Obama just gave President-elect Trump a powerful new weapon in the War on Terror

Team Mighty
Apr 2, 2018 9:43 AM PDT
1 minute read
Special Operations photo

SUMMARY

With just weeks left on his presidency, Barack Obama created an organization to expand the reach of the executive office in the fight against terrorism. According to the Washington Post’s Thomas Gibbons-Neff and Dan Lamothe, Obama create…

With just weeks left on his presidency, Barack Obama created an organization to expand the reach of the executive office in the fight against terrorism.


According to the Washington Post's Thomas Gibbons-Neff and Dan Lamothe, Obama created an organization within the existing Joint Special Operations Command they describe as a "new multiagency intelligence and action force."

(DoD Photo)

Related: SEAL Team 6's plan to surrender and 7 other amazing JSOC tales

Called the "Counter-External Operations Task Force" – and dubbed "Ex-Ops" in the Pentagon – it takes the JSOC targeting model and expands it to a global scale, bypassing regional combatant commanders, answering to the Special Operations Command, to expedite the U.S. efforts to attack global terror networks, the story says.

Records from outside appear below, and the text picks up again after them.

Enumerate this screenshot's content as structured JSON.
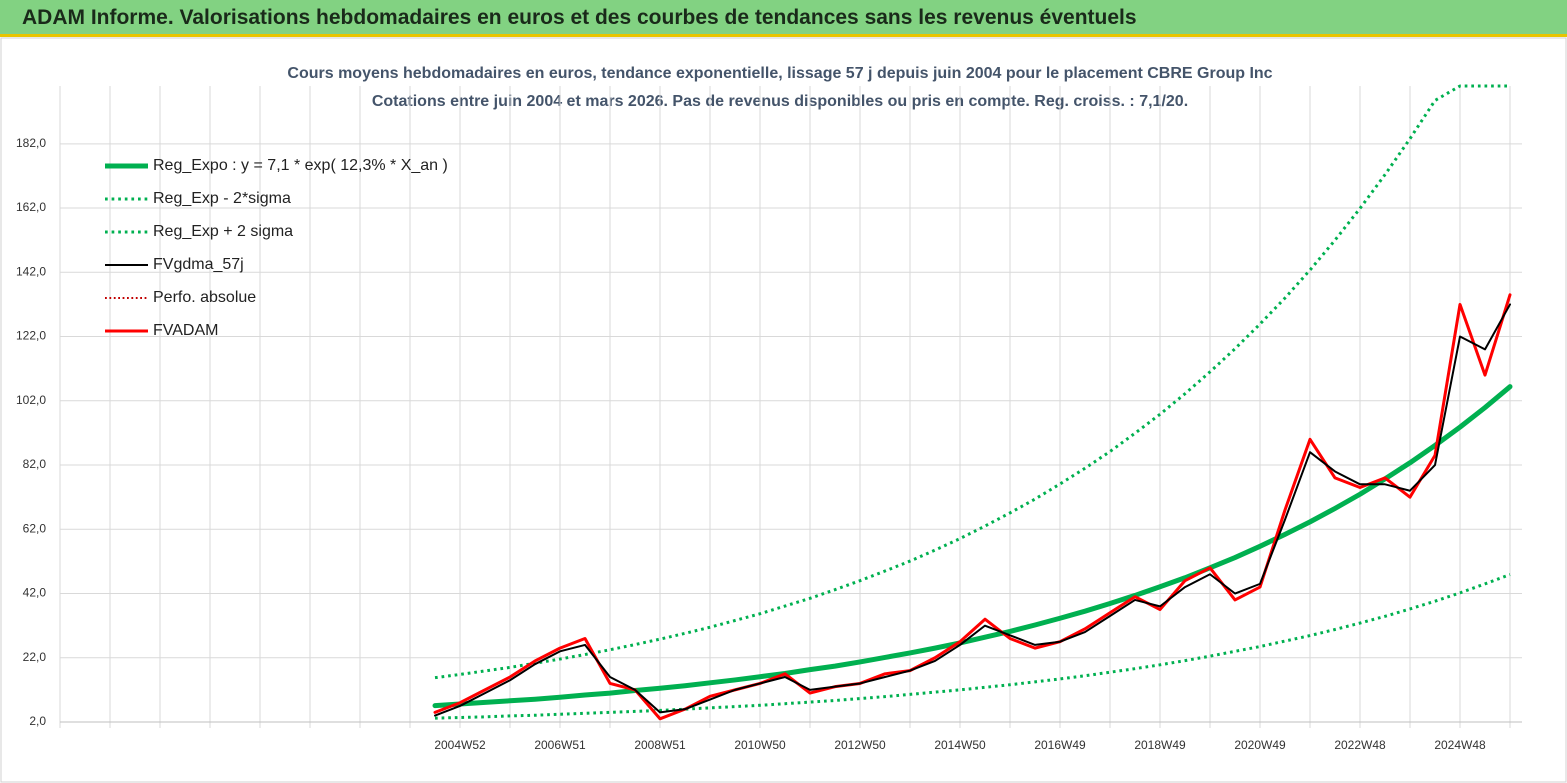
{
  "header": {
    "title": "ADAM Informe. Valorisations hebdomadaires en euros et des courbes de tendances sans les revenus éventuels"
  },
  "chart_data": {
    "type": "line",
    "title": "Cours moyens hebdomadaires en euros, tendance exponentielle, lissage 57 j depuis juin 2004 pour le placement CBRE Group Inc",
    "subtitle": "Cotations entre juin 2004 et mars 2026. Pas de revenus disponibles ou pris en compte. Reg. croiss. : 7,1/20.",
    "categories": [
      null,
      null,
      null,
      null,
      null,
      null,
      null,
      null,
      null,
      null,
      null,
      null,
      null,
      null,
      null,
      null,
      "2004W52",
      null,
      null,
      null,
      "2006W51",
      null,
      null,
      null,
      "2008W51",
      null,
      null,
      null,
      "2010W50",
      null,
      null,
      null,
      "2012W50",
      null,
      null,
      null,
      "2014W50",
      null,
      null,
      null,
      "2016W49",
      null,
      null,
      null,
      "2018W49",
      null,
      null,
      null,
      "2020W49",
      null,
      null,
      null,
      "2022W48",
      null,
      null,
      null,
      "2024W48",
      null,
      null
    ],
    "ylim": [
      2,
      200
    ],
    "yticks": [
      {
        "value": 2,
        "label": "2,0"
      },
      {
        "value": 22,
        "label": "22,0"
      },
      {
        "value": 42,
        "label": "42,0"
      },
      {
        "value": 62,
        "label": "62,0"
      },
      {
        "value": 82,
        "label": "82,0"
      },
      {
        "value": 102,
        "label": "102,0"
      },
      {
        "value": 122,
        "label": "122,0"
      },
      {
        "value": 142,
        "label": "142,0"
      },
      {
        "value": 162,
        "label": "162,0"
      },
      {
        "value": 182,
        "label": "182,0"
      }
    ],
    "grid": true,
    "legend": "upper left",
    "series": [
      {
        "name": "Reg_Expo : y = 7,1 * exp( 12,3% *  X_an )",
        "color": "#00b050",
        "width": 5,
        "dash": "solid",
        "values": [
          null,
          null,
          null,
          null,
          null,
          null,
          null,
          null,
          null,
          null,
          null,
          null,
          null,
          null,
          null,
          7.1,
          7.6,
          8.1,
          8.6,
          9.1,
          9.7,
          10.4,
          11.0,
          11.8,
          12.5,
          13.3,
          14.2,
          15.1,
          16.1,
          17.1,
          18.3,
          19.4,
          20.7,
          22.1,
          23.5,
          25.0,
          26.6,
          28.4,
          30.2,
          32.2,
          34.3,
          36.5,
          38.9,
          41.4,
          44.1,
          46.9,
          50.0,
          53.2,
          56.7,
          60.4,
          64.3,
          68.5,
          72.9,
          77.7,
          82.7,
          88.1,
          93.8,
          99.9,
          106.4
        ]
      },
      {
        "name": "Reg_Exp - 2*sigma",
        "color": "#00b050",
        "width": 3,
        "dash": "dotted",
        "values": [
          null,
          null,
          null,
          null,
          null,
          null,
          null,
          null,
          null,
          null,
          null,
          null,
          null,
          null,
          null,
          3.2,
          3.4,
          3.6,
          3.9,
          4.1,
          4.4,
          4.7,
          5.0,
          5.3,
          5.6,
          6.0,
          6.4,
          6.8,
          7.2,
          7.7,
          8.2,
          8.7,
          9.3,
          9.9,
          10.6,
          11.3,
          12.0,
          12.8,
          13.6,
          14.5,
          15.4,
          16.4,
          17.5,
          18.6,
          19.8,
          21.1,
          22.5,
          24.0,
          25.5,
          27.2,
          28.9,
          30.8,
          32.8,
          34.9,
          37.2,
          39.6,
          42.2,
          45.0,
          47.9
        ]
      },
      {
        "name": "Reg_Exp + 2 sigma",
        "color": "#00b050",
        "width": 3,
        "dash": "dotted",
        "values": [
          null,
          null,
          null,
          null,
          null,
          null,
          null,
          null,
          null,
          null,
          null,
          null,
          null,
          null,
          null,
          15.8,
          16.8,
          17.9,
          19.0,
          20.3,
          21.6,
          23.0,
          24.5,
          26.1,
          27.8,
          29.6,
          31.5,
          33.6,
          35.7,
          38.1,
          40.5,
          43.2,
          46.0,
          49.0,
          52.1,
          55.5,
          59.1,
          63.0,
          67.1,
          71.4,
          76.1,
          81.0,
          86.2,
          91.9,
          97.8,
          104.2,
          111.0,
          118.2,
          125.9,
          134.0,
          142.7,
          152.0,
          161.9,
          172.4,
          183.6,
          195.5,
          200,
          200,
          200
        ]
      },
      {
        "name": "FVgdma_57j",
        "color": "#000000",
        "width": 2,
        "dash": "solid",
        "values": [
          null,
          null,
          null,
          null,
          null,
          null,
          null,
          null,
          null,
          null,
          null,
          null,
          null,
          null,
          null,
          4,
          7,
          11,
          15,
          20,
          24,
          26,
          16,
          12,
          5,
          6,
          9,
          12,
          14,
          16,
          12,
          13,
          14,
          16,
          18,
          21,
          26,
          32,
          29,
          26,
          27,
          30,
          35,
          40,
          38,
          44,
          48,
          42,
          45,
          65,
          86,
          80,
          76,
          76,
          74,
          82,
          122,
          118,
          132
        ]
      },
      {
        "name": "Perfo. absolue",
        "color": "#c00000",
        "width": 2,
        "dash": "dotted",
        "values": [
          null,
          null,
          null,
          null,
          null,
          null,
          null,
          null,
          null,
          null,
          null,
          null,
          null,
          null,
          null,
          5,
          8,
          12,
          16,
          21,
          25,
          28,
          14,
          12,
          3,
          6,
          10,
          12,
          14,
          17,
          11,
          13,
          14,
          17,
          18,
          22,
          27,
          34,
          28,
          25,
          27,
          31,
          36,
          41,
          37,
          46,
          50,
          40,
          44,
          68,
          90,
          78,
          75,
          78,
          72,
          85,
          132,
          110,
          135
        ]
      },
      {
        "name": "FVADAM",
        "color": "#ff0000",
        "width": 3,
        "dash": "solid",
        "values": [
          null,
          null,
          null,
          null,
          null,
          null,
          null,
          null,
          null,
          null,
          null,
          null,
          null,
          null,
          null,
          5,
          8,
          12,
          16,
          21,
          25,
          28,
          14,
          12,
          3,
          6,
          10,
          12,
          14,
          17,
          11,
          13,
          14,
          17,
          18,
          22,
          27,
          34,
          28,
          25,
          27,
          31,
          36,
          41,
          37,
          46,
          50,
          40,
          44,
          68,
          90,
          78,
          75,
          78,
          72,
          85,
          132,
          110,
          135
        ]
      }
    ]
  }
}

Previously, methods used to target and kill individual terrorists or small cells involved deploying a unit under SOCOM command to regional combatant commands, who would direct the SOCOM assets. The new changes under the Obama administration will, in practice, elevate SOCOM to a regional combatant command.

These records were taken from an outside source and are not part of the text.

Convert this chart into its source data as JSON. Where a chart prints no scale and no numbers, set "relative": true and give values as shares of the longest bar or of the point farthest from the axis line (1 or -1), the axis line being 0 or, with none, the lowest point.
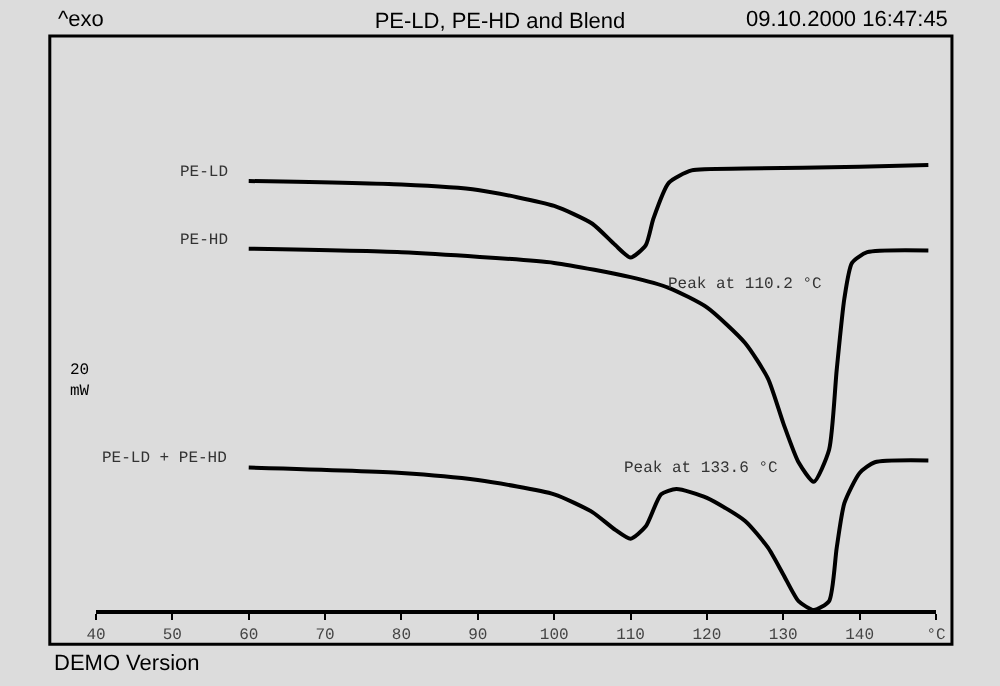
{
  "chart_data": {
    "type": "line",
    "title": "PE-LD, PE-HD and Blend",
    "relative": true,
    "annotations": [
      "^exo",
      "09.10.2000 16:47:45",
      "DEMO Version",
      "20 mW",
      {
        "text": "Peak at 110.2 °C",
        "x": 110.2,
        "y": 0.792
      },
      {
        "text": "Peak at 133.6 °C",
        "x": 133.6,
        "y": 0.288
      }
    ],
    "xlim": [
      40,
      150
    ],
    "xticks": [
      40,
      50,
      60,
      70,
      80,
      90,
      100,
      110,
      120,
      130,
      140,
      {
        "value": 150,
        "label": "°C"
      }
    ],
    "grid": false,
    "legend": false,
    "marker": "none",
    "line_style": "solid",
    "series": [
      {
        "name": "PE-LD",
        "color": "#000000",
        "x": [
          60,
          80,
          90,
          100,
          105,
          108,
          110,
          112,
          113,
          115,
          118,
          125,
          140,
          149
        ],
        "values": [
          0.964,
          0.956,
          0.944,
          0.908,
          0.868,
          0.82,
          0.792,
          0.82,
          0.88,
          0.96,
          0.988,
          0.992,
          0.996,
          1.0
        ]
      },
      {
        "name": "PE-HD",
        "color": "#000000",
        "x": [
          60,
          80,
          100,
          110,
          115,
          120,
          125,
          128,
          130,
          132,
          134,
          136,
          137,
          138,
          139,
          141,
          149
        ],
        "values": [
          0.812,
          0.804,
          0.78,
          0.748,
          0.724,
          0.68,
          0.6,
          0.52,
          0.42,
          0.332,
          0.288,
          0.36,
          0.54,
          0.7,
          0.78,
          0.804,
          0.808
        ]
      },
      {
        "name": "PE-LD + PE-HD",
        "color": "#000000",
        "x": [
          60,
          80,
          90,
          100,
          105,
          108,
          110,
          112,
          114,
          116,
          120,
          125,
          128,
          130,
          132,
          134,
          136,
          137,
          138,
          140,
          142,
          149
        ],
        "values": [
          0.32,
          0.308,
          0.292,
          0.26,
          0.22,
          0.18,
          0.16,
          0.188,
          0.26,
          0.272,
          0.252,
          0.2,
          0.14,
          0.08,
          0.02,
          0.0,
          0.02,
          0.14,
          0.24,
          0.308,
          0.332,
          0.336
        ]
      }
    ]
  }
}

President Barack Obama and members of the national security team receive updates on Operation Neptune's Spear in the White House Situation Room, May 1, 2011 (White House photo)

The Post cites anonymous sources who say the new task force is the "codification" of the U.S. military's best practices honed over the past 15 years in the War on Terror.

Some fear that elevating SOCOM authority and allowing its mission to bypass existing commanders will cause friction between commands, but reducing layers of authority and red tape is the purpose of the Ex-Ops mission.

"Layers have been stripped away for the purposes of stopping external networks," a defense official told the Washington Post. "There has never been an ex-ops command team that works trans-regionally to stop attacks."